Pros
- Work from home
- Variety of projects from different industries
Cons
Cons
- Where to start. The place runs like a school, except the teachers are openly disappointed in you and the report card comes every quarter with a side of "shape up or ship out."
- Standards get reset constantly, and if you can't hit a moving target while blindfolded, that's apparently a you problem.
- Feedback is never about the work, it's about you as a person, which is a fun new genre of professional development. Senior designers won't lift a finger to help your craft but will find the energy to quietly campaign against it. Managers are lovely to your face and busy elsewhere. You will work in a silo so deep you could store grain in it.

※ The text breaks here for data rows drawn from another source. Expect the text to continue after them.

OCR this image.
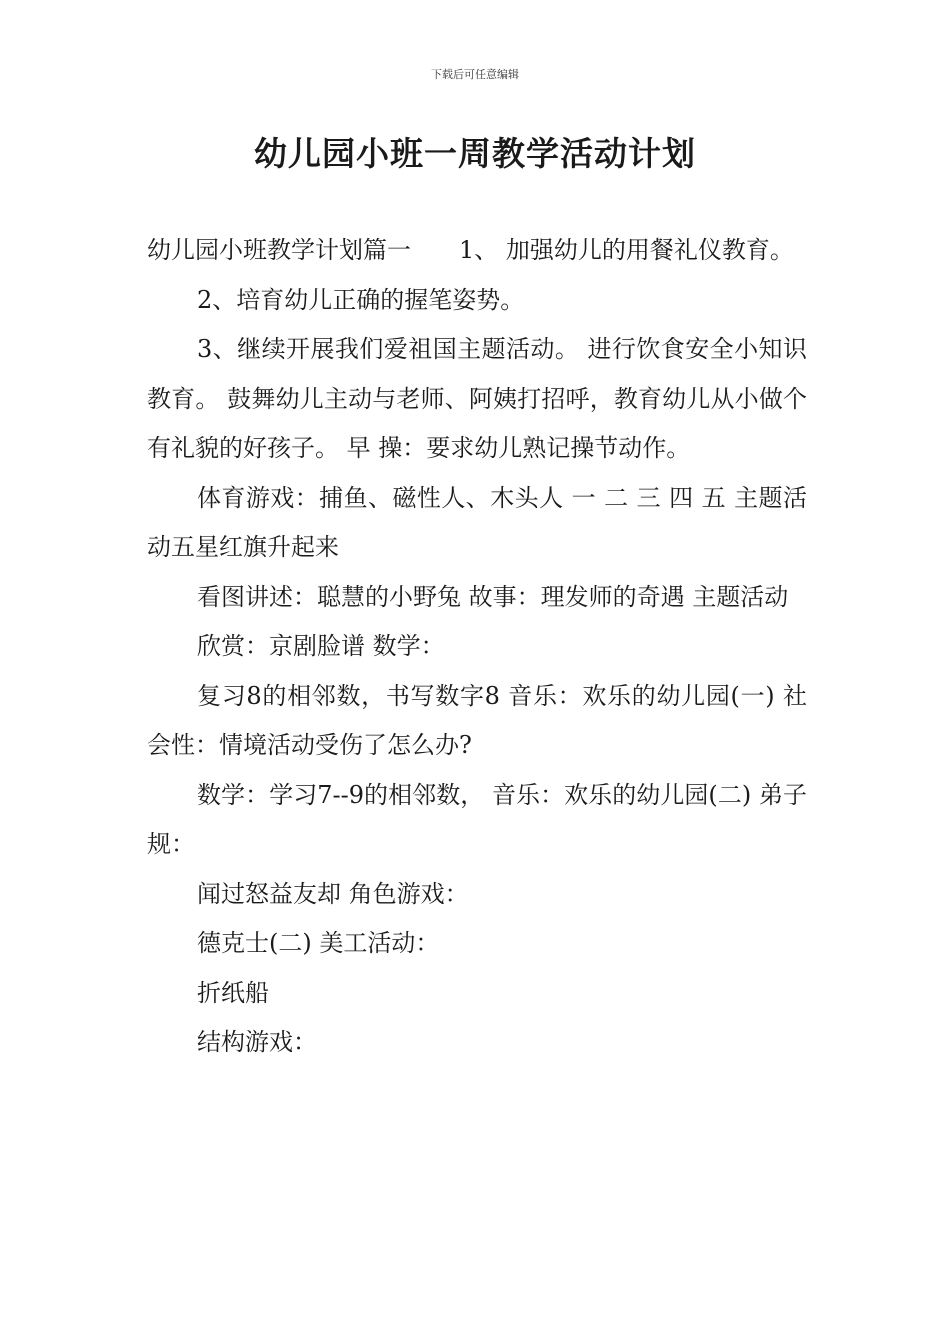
下载后可任意编辑
幼儿园小班一周教学活动计划

幼儿园小班教学计划篇一　　1、 加强幼儿的用餐礼仪教育。

2、培育幼儿正确的握笔姿势。

3、继续开展我们爱祖国主题活动。 进行饮食安全小知识教育。 鼓舞幼儿主动与老师、阿姨打招呼，教育幼儿从小做个有礼貌的好孩子。 早 操：要求幼儿熟记操节动作。

体育游戏：捕鱼、磁性人、木头人 一 二 三 四 五 主题活动五星红旗升起来

看图讲述：聪慧的小野兔 故事：理发师的奇遇 主题活动

欣赏：京剧脸谱 数学：

复习8的相邻数，书写数字8 音乐：欢乐的幼儿园(一) 社会性：情境活动受伤了怎么办?

数学：学习7--9的相邻数， 音乐：欢乐的幼儿园(二) 弟子规：

闻过怒益友却 角色游戏：

德克士(二) 美工活动：

折纸船

结构游戏：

- Workload is genuinely unhinged: 8 to 12 clients a month, which is less "design role" and more "see how many plates one human can spin before HR gets involved." Targets are unrealistic, the environment is hostile, the salary is aggressively mid, and no gear is provided.
- They've also pivoted from Australia-first to Bali-first, so brace for communication that feels less like collaboration and more like a slow-motion arm wrestle across time zones.
- The crown jewel: they monitor keystrokes, mouse movement, and browsing on your personal laptop, which means your performance review doubles as a true-crime documentary about your Tuesday afternoons. And whether you score well or not is beside the point. If they want you gone, the review is just paperwork. Profit comfortably outranks wellbeing.
Oh, and the CEO thinks reading more books will solve all of this. It will not.